As I place the bow in my hands to inspect it, I gaze upon the small collection of foam against its dimpled surface. The depth of darkness of this deep-set bowl. Light and the residue of tea just eking-out a foothold.
With cool water I cleanse the bowl finally. I place the chakin back within its hollow form.
I set the chasen against the fold of the linen cloth, the thin bamboo tines silhouetted against its pale white woven surface.
I cleanse the chashaku once more with the folded silk of the fukusa and place it down upon the rounded rim of the teabowl.
I return chawan and chaire before the mizusashi. Cool water is placed once more into the steaming center of the boiling pot. The lid placed once again on top. The hiss and tumble of water settles momentarily to a quiet stop.
In the stillness that exists as the water cools and the light shifts, I put objects at rest.
The hishaku is placed atop the kensui and the bamboo lid rest placed below it.
Items once used to prepare tea are then arranged once more to be viewed and appreciated in a simple 拝見 haiken.
An old 香盆 kōban incense tray becomes an open field upon which objects are placed upon. First the carved lid of the chaire is set on its side, waiting as its corresponding other half is cleansed.
When they finally meet again and are placed upon the tray they appear jewel-like in the low glow of the morning light.
Next, the shifuku is lifted from its resting place beside the mizusashi and is formed in the hand to appear full, voluminous. It is placed down beside the chaire it had first enrobed, now both empty of their hallowed contents.
Finally, the carved chashaku scoop is set between both brocaded pouch and small tea jar.
These, the tools that came into contact with the tea.
Offered up to the guest to enjoy once more before they are, like a memory, packed away.

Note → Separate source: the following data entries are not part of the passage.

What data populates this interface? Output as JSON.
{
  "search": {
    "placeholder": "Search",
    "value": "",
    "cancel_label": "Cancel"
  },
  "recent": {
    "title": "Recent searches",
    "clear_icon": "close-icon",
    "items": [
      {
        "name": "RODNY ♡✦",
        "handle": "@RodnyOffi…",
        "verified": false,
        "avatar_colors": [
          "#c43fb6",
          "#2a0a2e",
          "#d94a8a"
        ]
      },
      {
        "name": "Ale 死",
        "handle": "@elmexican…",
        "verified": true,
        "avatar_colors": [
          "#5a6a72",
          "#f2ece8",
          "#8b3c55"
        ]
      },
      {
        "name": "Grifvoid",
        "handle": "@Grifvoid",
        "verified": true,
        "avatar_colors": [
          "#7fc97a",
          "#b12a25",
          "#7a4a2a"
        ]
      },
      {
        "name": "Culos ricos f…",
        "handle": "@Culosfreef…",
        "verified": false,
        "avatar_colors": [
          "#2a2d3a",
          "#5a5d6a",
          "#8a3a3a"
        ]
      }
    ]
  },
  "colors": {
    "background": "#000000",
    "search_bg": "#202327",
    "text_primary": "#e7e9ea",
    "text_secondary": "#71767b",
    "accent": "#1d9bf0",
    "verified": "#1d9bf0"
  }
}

Warm light cast against cooling objects. Dark pools of shadows collecting in corners. Set within the alcove there is a single candle light. No flower for this gathering. Just the flicker of a flame and the cold iron rings of the kettle’s 鐶 kan set on old weathered Beacon brick. Dark days for this moment in time, followed by the deepening of Winter’s cold. This, the last kettle for the old year. What potential to come from its boiling and bubbling core? What will come from the chaos with its dark interior? Perhaps it will engender this practice of mine as I sit in these shadows now.